To solve this problem, we need to follow these steps:
Step 1: Let's assume that the length of each side of the original square garden is "x" meters.
Step 2: Since Tasha plans to increase each side of the garden by 7 meters, the length of each side of the expanded garden will be (x + 7) meters.
Step 3: The area of a square is given by the formula: Area = side length squared. So, the area of the original garden is x^2 square meters, and the area of the expanded garden is (x + 7)^2 square meters.
Step 4: According to the problem, the new total area of the expanded garden is 144 square meters. So, we can write the equation: (x + 7)^2 = 144.
Step 5: Let's solve this equation to find the value of x.
Expanding the equation:
(x + 7)(x + 7) = 144
(x + 7)(x + 7) = 12^2
Using the FOIL method to multiply:
(x^2 + 7x + 7x + 49) = 144
(x^2 + 14x + 49) = 144
Rearranging the equation:
x^2 + 14x + 49 - 144 = 0
x^2 + 14x - 95 = 0
Step 6: Now, we have a quadratic equation x^2 + 14x - 95 = 0. We can solve this equation using factoring, completing the square, or applying the quadratic formula. Let's use factoring.
Factoring the equation:
(x + 19)(x - 5) = 0
Setting each factor equal to zero:
x + 19 = 0 or x - 5 = 0
Solving for x:
x = -19 or x = 5
Since the length of a side cannot be negative, we can discard x = -19.
Therefore, the length of each side of the original garden is 5 meters.
Ah, expanding the square flower garden, are we? Well, let's put on our gardening gloves and solve this puzzle!
Let's call the length of each side of the original garden 'x' (in meters). If we increase each side by 7 meters, the new length will be 'x + 7'.
Now, the area of the original garden is simply x * x, because it's a square. And the area of the expanded garden is (x + 7) * (x + 7), which we know is equal to 144m².
So, we can set up an equation: x * x + 14x + 49 = 144.
Simplifying that, we have: x² + 14x + 49 - 144 = 0.
Next, we combine like terms: x² + 14x - 95 = 0.
Now, let's solve this quadratic equation to find the length of each side of the original garden. Hmm, solving equations... it's like finding the right punchline to a joke.

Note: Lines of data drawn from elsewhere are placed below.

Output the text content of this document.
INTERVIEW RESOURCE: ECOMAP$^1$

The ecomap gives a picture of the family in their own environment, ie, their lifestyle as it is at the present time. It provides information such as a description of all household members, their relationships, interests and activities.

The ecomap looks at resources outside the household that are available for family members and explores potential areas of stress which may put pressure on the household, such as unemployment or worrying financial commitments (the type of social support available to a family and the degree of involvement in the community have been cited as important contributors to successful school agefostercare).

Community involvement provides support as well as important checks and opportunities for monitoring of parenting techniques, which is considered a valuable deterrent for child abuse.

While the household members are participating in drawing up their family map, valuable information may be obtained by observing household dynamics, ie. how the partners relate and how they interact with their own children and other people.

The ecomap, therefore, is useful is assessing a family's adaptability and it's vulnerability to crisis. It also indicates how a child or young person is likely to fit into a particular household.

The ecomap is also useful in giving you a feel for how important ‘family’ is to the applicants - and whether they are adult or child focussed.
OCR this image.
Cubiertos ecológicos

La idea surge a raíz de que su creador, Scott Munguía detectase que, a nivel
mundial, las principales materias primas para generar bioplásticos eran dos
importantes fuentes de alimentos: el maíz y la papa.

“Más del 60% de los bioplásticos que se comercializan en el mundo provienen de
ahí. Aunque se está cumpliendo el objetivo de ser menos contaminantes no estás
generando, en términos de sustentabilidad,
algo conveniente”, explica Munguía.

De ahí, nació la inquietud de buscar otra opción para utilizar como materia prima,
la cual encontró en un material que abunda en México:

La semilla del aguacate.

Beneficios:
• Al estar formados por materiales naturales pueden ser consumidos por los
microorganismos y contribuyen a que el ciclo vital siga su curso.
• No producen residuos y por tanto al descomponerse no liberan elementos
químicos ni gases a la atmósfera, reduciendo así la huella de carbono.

After some calculations, we get two possible solutions: x ≈ -17.99 and x ≈ 3.99.
Now, since we can't have a negative length for a side of a garden (that would be quite the peculiar garden, wouldn't it?), we can safely say that x ≈ 3.99 meters.
So, the length of each side of the original garden is approximately 3.99 meters. Happy gardening, Tasha!